Temeo Kirschstein ist ein afrikanischer Junge, eines von vielen Kindern einer Afrikanerin und eines deutschen Geologen am Tanganjikasee. Es ist immer was los, dort wo Temeo lebt. Eines Tages verunglückt Temeos Vater, der Edelsteinsucher, in seiner Grube. Temeo hatte schon immer viel für Mama Masiti, seine Mutter, arbeiten müssen, doch kommen jetzt ganz neue Aufgaben auf ihn zu: Mama Masiti schickt ihn auf Betteltour, damit sie den Arzt für Papa bezahlen kann. Temeo schwänzt die Schule und macht sich auf den Weg.

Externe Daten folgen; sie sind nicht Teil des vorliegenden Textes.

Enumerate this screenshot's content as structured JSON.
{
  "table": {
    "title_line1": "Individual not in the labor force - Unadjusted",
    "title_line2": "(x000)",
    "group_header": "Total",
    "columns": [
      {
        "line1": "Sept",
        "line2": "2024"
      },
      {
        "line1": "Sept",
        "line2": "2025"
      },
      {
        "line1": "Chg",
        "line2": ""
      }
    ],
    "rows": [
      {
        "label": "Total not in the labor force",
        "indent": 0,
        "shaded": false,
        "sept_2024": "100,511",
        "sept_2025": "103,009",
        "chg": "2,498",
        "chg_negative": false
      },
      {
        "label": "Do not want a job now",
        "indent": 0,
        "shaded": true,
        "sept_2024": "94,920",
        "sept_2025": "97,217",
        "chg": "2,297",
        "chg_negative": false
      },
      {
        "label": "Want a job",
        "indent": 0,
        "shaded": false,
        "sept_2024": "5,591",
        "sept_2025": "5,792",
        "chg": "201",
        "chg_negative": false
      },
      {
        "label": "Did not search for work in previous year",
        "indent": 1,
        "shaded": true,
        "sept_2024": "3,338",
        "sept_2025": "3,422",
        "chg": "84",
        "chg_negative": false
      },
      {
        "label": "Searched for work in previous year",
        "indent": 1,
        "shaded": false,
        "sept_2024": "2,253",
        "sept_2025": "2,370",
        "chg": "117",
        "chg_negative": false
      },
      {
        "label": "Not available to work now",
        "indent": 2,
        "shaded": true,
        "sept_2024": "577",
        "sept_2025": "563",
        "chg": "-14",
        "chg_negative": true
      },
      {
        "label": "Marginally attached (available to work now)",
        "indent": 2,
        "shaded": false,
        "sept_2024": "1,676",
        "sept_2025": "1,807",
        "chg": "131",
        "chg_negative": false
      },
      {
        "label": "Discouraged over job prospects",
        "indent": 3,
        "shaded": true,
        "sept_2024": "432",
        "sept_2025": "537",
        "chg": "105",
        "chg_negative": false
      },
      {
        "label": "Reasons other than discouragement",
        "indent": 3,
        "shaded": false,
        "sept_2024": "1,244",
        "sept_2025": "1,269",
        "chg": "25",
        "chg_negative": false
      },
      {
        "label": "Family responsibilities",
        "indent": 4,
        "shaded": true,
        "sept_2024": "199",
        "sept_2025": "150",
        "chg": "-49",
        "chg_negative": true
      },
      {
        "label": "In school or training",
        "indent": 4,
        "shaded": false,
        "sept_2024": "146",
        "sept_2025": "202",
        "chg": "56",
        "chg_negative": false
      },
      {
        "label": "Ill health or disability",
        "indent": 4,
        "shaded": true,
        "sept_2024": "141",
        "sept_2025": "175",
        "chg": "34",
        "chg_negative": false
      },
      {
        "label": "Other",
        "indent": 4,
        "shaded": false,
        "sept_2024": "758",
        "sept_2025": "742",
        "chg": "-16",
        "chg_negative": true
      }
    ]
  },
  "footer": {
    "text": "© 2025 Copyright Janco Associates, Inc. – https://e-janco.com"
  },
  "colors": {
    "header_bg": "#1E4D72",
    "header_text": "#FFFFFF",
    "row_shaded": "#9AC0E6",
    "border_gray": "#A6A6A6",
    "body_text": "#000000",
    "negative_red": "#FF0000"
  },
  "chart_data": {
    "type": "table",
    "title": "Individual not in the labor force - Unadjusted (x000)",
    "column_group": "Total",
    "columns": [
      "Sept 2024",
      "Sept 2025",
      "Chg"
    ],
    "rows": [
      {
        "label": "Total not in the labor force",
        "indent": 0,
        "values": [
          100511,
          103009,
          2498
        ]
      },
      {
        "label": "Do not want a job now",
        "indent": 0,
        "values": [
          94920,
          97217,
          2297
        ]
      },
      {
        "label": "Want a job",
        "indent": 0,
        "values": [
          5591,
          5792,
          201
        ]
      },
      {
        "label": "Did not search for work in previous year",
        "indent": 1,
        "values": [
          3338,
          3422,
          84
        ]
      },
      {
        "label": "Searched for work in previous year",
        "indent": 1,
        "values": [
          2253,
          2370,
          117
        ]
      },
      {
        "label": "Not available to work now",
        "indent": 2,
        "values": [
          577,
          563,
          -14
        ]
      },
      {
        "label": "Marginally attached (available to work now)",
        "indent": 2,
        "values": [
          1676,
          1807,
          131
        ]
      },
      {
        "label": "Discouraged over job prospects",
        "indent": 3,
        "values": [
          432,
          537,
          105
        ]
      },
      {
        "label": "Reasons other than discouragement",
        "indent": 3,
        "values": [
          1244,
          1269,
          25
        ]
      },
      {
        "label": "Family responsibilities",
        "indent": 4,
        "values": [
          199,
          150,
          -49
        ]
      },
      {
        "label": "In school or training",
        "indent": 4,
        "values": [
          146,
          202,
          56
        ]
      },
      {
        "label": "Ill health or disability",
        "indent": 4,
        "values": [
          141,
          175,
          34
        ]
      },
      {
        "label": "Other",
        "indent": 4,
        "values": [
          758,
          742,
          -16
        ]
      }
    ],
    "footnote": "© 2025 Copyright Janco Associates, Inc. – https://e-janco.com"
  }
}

Beseelt von dem Willen, seinen geliebten Vater zu retten - wächst der Junge über sich hinaus.
Süddeutsche Zeitung | Besprechung von 28.01.2011Süddeutsche Zeitung Junge Bibliothek
Band 18
Temeo auf
Betteltour
„Wenn dich ein Löwe nach der
Uhrzeit fragt“ von Hermann Schulz
„Wenn dich ein Löwe nach der Uhrzeit fragt“ – dann bist du echt in Schwierigkeiten, so sagt man in Tansania. Und in denen steckt der zwölfjährige Temeo pausenlos, seit sein Vater einen schweren Unfall hatte. Der deutsche Geologe Kirschstein buddelte schon seit Jahren nach Edelsteinen oder einer Goldader. Ein Wunder, dass nicht eher eine Mine über ihm zusammengebrochen ist! Nun muss die Familie Geld für Medikamente beschaffen, denn eine Krankenversicherung gibt es hier nicht. Mama Masiti, seine tansanische Ehefrau, steht vor einem riesigen Problem. Sie hält die Familie über Wasser, indem sie mit Hühnchen handelt. Rupfen muss die Hühner natürlich Temeo, die großen Geschwister sind längst erwachsen und seine Schwestern noch viel zu klein. So bleibt alles an ihm hängen, wie Temeo recht respektlos erzählt. Flapsig, wie zwölfjährige Jungen überall auf der Welt über die Erwachsenen reden, berichtet er von seinen Erlebnissen. Mama Masiti schickt ihn „auf Betteltour“ zu allen Leuten, die irgendwie Geld haben könnten: zur evangelischen Missionarsfamilie, zu den katholischen Schwestern, dem einheimischen muslimischen Kaffeepflanzer, dem indischen Händler. Die Familie hat da keinerlei Berührungsängste, auch gegenüber dem traditionellen Heiler Papa Whoopy nicht. Der schafft es immerhin, durch Handauflegen das geschenkte Schweinefleisch in Ziegenfleisch zu verwandeln, damit Temeos muslimische Mutter es auch essen kann.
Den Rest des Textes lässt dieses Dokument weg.